Siempre me he sentido privilegiada por haber nacido en esta era del mundo. Viví gran parte de la mitad del siglo XX y ahora estoy recorriendo sorprendida este impredecible siglo XXI. He podido observar y disfrutar el avance prodigioso de la ciencia, sobre todo en la medicina y en las comunicaciones. Cada día me maravillo y doy gracias a la ciencia y a la tecnología de todas las ventajas y adelantos de que puedo disponer para hacer más grata mi vida.

Pero creo también que precisamente ese progreso y ese bienestar a que todos nos hemos acostumbrado nos hacen menos capaces para enfrentar las temibles consecuencias que tendrá que vivir el mundo en una época incierta.
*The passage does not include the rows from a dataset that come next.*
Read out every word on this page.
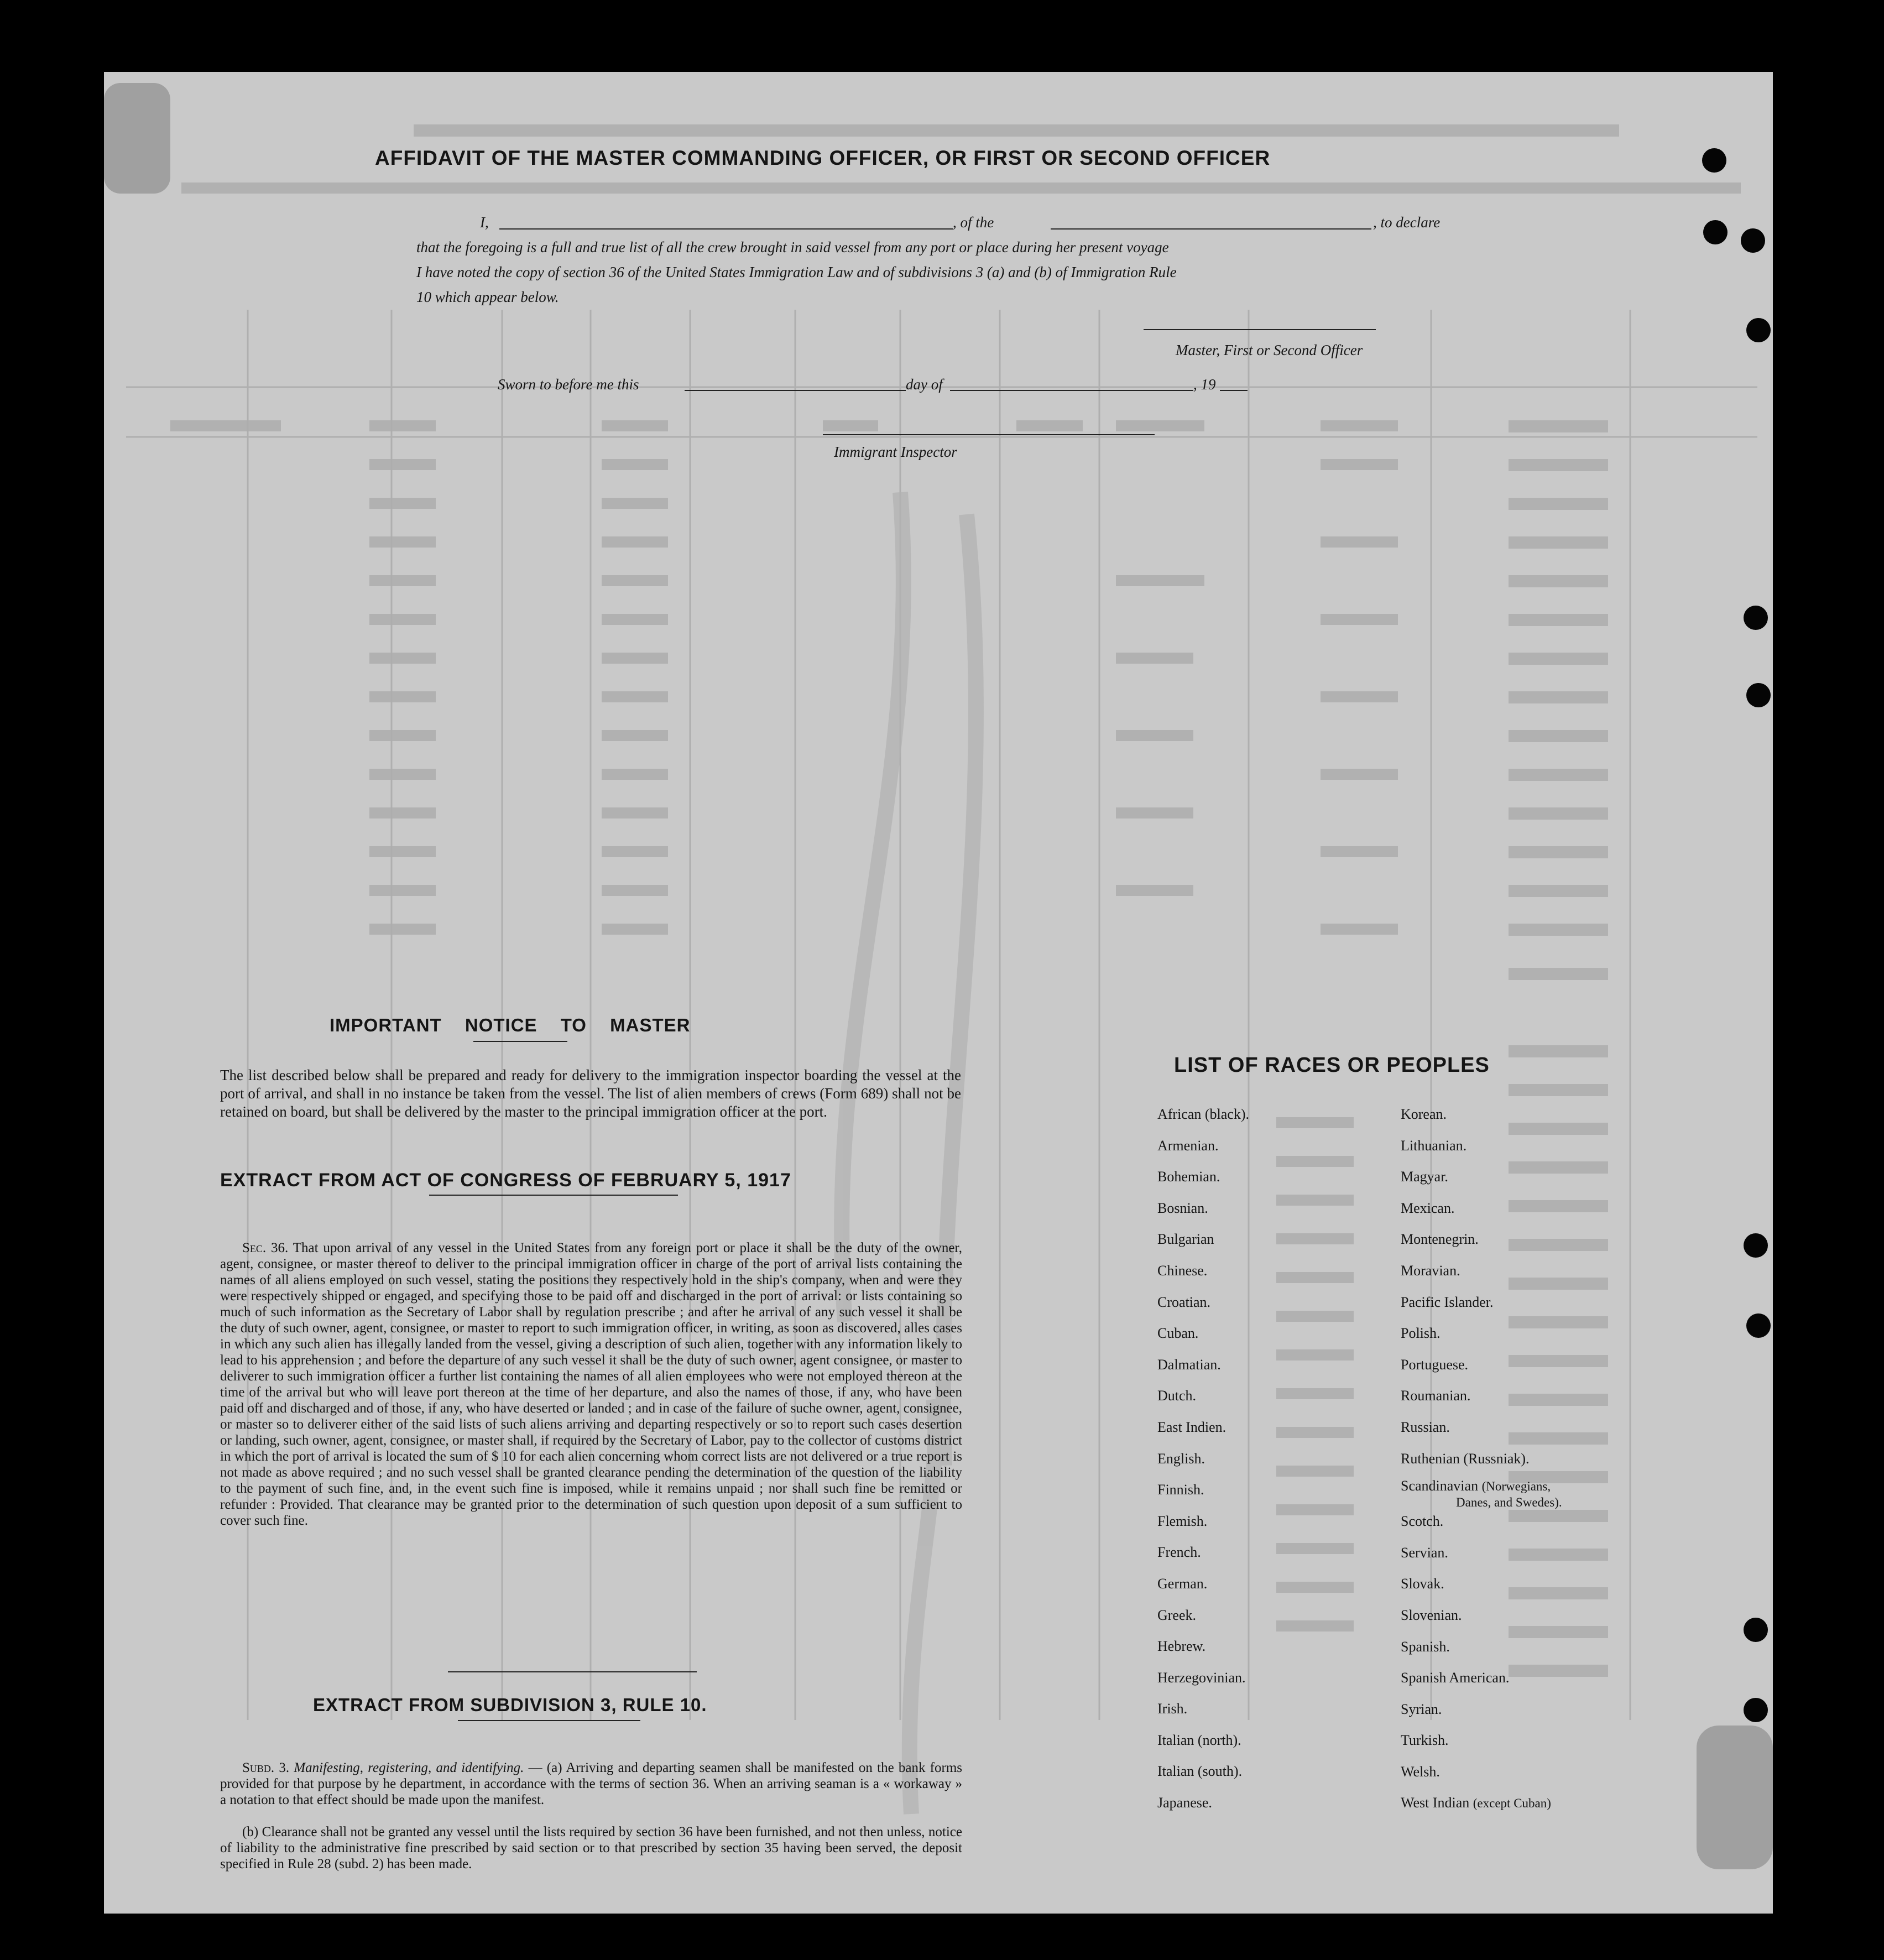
AFFIDAVIT OF THE MASTER COMMANDING OFFICER, OR FIRST OR SECOND OFFICER
I,	, of the	, to declare
that the foregoing is a full and true list of all the crew brought in said vessel from any port or place during her present voyage
I have noted the copy of section 36 of the United States Immigration Law and of subdivisions 3 (a) and (b) of Immigration Rule
10 which appear below.
Master, First or Second Officer
Sworn to before me this	day of	, 19
Immigrant Inspector
IMPORTANT NOTICE TO MASTER
The list described below shall be prepared and ready for delivery to the immigration inspector boarding the vessel at the port of arrival, and shall in no instance be taken from the vessel. The list of alien members of crews (Form 689) shall not be retained on board, but shall be delivered by the master to the principal immigration officer at the port.
EXTRACT FROM ACT OF CONGRESS OF FEBRUARY 5, 1917
Sec. 36. That upon arrival of any vessel in the United States from any foreign port or place it shall be the duty of the owner, agent, consignee, or master thereof to deliver to the principal immigration officer in charge of the port of arrival lists containing the names of all aliens employed on such vessel, stating the positions they respectively hold in the ship's company, when and were they were respectively shipped or engaged, and specifying those to be paid off and discharged in the port of arrival: or lists containing so much of such information as the Secretary of Labor shall by regulation prescribe ; and after he arrival of any such vessel it shall be the duty of such owner, agent, consignee, or master to report to such immigration officer, in writing, as soon as discovered, alles cases in which any such alien has illegally landed from the vessel, giving a description of such alien, together with any information likely to lead to his apprehension ; and before the departure of any such vessel it shall be the duty of such owner, agent consignee, or master to deliverer to such immigration officer a further list containing the names of all alien employees who were not employed thereon at the time of the arrival but who will leave port thereon at the time of her departure, and also the names of those, if any, who have been paid off and discharged and of those, if any, who have deserted or landed ; and in case of the failure of suche owner, agent, consignee, or master so to deliverer either of the said lists of such aliens arriving and departing respectively or so to report such cases desertion or landing, such owner, agent, consignee, or master shall, if required by the Secretary of Labor, pay to the collector of customs district in which the port of arrival is located the sum of $ 10 for each alien concerning whom correct lists are not delivered or a true report is not made as above required ; and no such vessel shall be granted clearance pending the determination of the question of the liability to the payment of such fine, and, in the event such fine is imposed, while it remains unpaid ; nor shall such fine be remitted or refunder : Provided. That clearance may be granted prior to the determination of such question upon deposit of a sum sufficient to cover such fine.
EXTRACT FROM SUBDIVISION 3, RULE 10.
Subd. 3. Manifesting, registering, and identifying. — (a) Arriving and departing seamen shall be manifested on the bank forms provided for that purpose by he department, in accordance with the terms of section 36. When an arriving seaman is a « workaway » a notation to that effect should be made upon the manifest.
(b) Clearance shall not be granted any vessel until the lists required by section 36 have been furnished, and not then unless, notice of liability to the administrative fine prescribed by said section or to that prescribed by section 35 having been served, the deposit specified in Rule 28 (subd. 2) has been made.
LIST OF RACES OR PEOPLES
African (black).
Armenian.
Bohemian.
Bosnian.
Bulgarian
Chinese.
Croatian.
Cuban.
Dalmatian.
Dutch.
East Indien.
English.
Finnish.
Flemish.
French.
German.
Greek.
Hebrew.
Herzegovinian.
Irish.
Italian (north).
Italian (south).
Japanese.
Korean.
Lithuanian.
Magyar.
Mexican.
Montenegrin.
Moravian.
Pacific Islander.
Polish.
Portuguese.
Roumanian.
Russian.
Ruthenian (Russniak).
Scandinavian (Norwegians,
Danes, and Swedes).
Scotch.
Servian.
Slovak.
Slovenian.
Spanish.
Spanish American.
Syrian.
Turkish.
Welsh.
West Indian (except Cuban)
Como bien dijo Albert Einstein: “No sé como será la tercera guerra mundial, pero sé que la cuarta será con piedras y lanzas”. Y tal parece que hacia ese ominoso futuro nos dirigimos inexorablemente.

El mundo está gravemente enfermo y no vislumbro remedio a la vista. Creo que lo prudente es procurar templar nuestro espíritu, nuestra capacidad de estoicismo y de resiliencia porque todo hace suponer que en el decurso de este siglo nos tocará vivir a quienes estemos para ese entonces habitando este planeta circunstancias impredecibles y apocalípticas.